Ознакомительная версия.
Забавно, но это фиаско принято считать причиной гомосексуализма Рембо. Будто в 1871 году иметь сексуальные отношения с мужчинами было неплохим способом избежать затруднений в об щении с противоположным полом. Любой, кто читал ранние стихи Рембо как страницы из дневника, пришел бы к выводу, что основным объектом своего сексуального внимания был он сам. Было бы полезнее заметить, что по образованию и воспитанию немногие шарлевильские девушки в 1870-х годах были бы подходящей спутницей жизни. Отрывок из «Одного лета в аду», который показывает влияние социалистического феминизма, служит напоминанием о том, что вступление в отношения с «юной леди» равносильно участию в административном процессе, сродни поиску работы или покупке земельного участка: «Он говорит: «Я не люблю женщин. Любовь должна быть придумана заново, это известно. Теперь они желают лишь одного – обеспеченного положения. Когда оно достигнуто – прочь сердце и красота: остается только холодное презрение, продукт современного брака. Или я вижу женщин со знаками счастья, женщин, которых я мог бы сделать своими друзьями, – но предварительно их сожрали звери, чувствительные, как костер для казни…»

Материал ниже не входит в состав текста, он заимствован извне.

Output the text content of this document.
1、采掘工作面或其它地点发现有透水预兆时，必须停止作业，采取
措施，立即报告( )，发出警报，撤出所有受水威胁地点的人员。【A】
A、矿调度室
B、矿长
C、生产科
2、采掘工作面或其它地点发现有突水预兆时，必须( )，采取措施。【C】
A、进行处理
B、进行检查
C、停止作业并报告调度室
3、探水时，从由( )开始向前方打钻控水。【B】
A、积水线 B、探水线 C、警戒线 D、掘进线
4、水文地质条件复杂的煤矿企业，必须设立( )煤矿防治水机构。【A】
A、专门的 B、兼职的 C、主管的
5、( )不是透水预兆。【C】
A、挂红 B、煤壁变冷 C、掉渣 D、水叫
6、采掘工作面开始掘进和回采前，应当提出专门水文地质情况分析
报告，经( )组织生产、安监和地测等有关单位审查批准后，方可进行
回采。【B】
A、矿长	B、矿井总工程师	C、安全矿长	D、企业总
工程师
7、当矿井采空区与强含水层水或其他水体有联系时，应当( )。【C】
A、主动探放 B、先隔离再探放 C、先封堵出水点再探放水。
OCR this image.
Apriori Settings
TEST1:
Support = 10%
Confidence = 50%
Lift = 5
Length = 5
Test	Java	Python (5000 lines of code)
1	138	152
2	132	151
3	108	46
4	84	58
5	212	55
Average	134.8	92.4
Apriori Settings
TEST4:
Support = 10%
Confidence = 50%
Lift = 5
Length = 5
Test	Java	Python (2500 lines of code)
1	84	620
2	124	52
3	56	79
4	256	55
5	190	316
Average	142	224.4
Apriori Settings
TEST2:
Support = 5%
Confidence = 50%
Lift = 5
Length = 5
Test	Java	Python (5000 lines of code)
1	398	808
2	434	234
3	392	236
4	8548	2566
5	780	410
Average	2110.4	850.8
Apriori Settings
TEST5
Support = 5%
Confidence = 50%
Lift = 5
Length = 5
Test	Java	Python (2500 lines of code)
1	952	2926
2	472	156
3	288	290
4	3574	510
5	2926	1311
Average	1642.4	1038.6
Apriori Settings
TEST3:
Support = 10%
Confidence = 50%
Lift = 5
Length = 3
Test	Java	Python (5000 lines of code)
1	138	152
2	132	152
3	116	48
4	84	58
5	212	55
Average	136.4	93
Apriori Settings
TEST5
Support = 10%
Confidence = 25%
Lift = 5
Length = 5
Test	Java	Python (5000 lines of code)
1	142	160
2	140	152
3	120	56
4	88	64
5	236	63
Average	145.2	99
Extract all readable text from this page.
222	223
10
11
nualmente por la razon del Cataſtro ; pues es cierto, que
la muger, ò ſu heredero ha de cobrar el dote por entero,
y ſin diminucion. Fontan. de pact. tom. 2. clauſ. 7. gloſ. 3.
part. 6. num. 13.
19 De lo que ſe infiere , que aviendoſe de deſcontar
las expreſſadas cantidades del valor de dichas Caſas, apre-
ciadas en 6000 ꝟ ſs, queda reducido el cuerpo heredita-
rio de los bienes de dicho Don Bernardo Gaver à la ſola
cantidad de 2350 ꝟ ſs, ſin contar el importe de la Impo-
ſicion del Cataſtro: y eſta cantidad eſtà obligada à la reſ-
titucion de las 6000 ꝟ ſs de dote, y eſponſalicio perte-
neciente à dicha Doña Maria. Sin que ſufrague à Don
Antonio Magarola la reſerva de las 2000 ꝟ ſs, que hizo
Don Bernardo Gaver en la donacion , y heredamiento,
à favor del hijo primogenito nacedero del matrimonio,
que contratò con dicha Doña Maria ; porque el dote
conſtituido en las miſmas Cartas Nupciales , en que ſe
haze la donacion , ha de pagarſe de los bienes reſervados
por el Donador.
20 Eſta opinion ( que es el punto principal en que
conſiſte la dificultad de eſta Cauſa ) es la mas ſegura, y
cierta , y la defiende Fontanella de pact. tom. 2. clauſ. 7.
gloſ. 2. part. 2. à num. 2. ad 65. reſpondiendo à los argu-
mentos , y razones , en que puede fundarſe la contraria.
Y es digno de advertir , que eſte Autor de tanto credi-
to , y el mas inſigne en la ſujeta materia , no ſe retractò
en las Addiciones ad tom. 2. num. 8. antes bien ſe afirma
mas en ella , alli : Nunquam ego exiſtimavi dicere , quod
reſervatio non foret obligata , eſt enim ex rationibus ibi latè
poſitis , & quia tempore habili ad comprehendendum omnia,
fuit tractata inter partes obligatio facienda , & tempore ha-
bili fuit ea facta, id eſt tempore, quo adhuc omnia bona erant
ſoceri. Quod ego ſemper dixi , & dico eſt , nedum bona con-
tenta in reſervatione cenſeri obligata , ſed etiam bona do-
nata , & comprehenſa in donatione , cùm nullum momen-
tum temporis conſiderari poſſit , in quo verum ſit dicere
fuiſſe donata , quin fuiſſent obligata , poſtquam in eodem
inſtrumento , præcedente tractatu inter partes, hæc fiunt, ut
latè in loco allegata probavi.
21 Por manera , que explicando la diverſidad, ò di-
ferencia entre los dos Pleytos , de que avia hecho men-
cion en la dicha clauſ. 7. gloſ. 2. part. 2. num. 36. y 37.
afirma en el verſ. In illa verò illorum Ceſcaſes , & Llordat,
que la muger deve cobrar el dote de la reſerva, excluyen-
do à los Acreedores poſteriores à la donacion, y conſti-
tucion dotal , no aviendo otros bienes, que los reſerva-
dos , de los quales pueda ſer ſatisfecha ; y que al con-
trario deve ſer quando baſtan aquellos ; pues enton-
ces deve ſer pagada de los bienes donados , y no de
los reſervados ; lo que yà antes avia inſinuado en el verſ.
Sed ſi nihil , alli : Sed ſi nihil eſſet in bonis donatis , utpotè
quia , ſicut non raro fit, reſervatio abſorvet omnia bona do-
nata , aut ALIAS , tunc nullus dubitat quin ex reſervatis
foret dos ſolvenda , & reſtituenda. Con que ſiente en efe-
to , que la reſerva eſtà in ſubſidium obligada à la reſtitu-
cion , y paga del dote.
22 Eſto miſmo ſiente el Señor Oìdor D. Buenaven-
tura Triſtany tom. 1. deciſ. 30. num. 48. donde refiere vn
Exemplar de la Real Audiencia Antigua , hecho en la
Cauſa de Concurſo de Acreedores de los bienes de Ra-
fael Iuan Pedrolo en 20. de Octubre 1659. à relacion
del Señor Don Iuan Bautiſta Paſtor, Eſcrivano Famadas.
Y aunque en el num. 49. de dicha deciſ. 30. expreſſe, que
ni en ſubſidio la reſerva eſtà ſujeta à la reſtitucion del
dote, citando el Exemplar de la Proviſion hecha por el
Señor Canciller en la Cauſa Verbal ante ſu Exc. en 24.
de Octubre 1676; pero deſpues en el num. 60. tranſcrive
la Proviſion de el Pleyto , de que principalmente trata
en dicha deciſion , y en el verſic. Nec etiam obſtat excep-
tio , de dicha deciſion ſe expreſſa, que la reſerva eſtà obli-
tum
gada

Эта неромантическая способность считать любовь продуктом конкретного общества отражает методический подход, который делает Рембо самым амбициозным картезианцем в современной литературе: прежде чем вступать в отношения, справься о материальной базе интересующего тебя объекта; перед тем как влюбиться, придумай любовь заново.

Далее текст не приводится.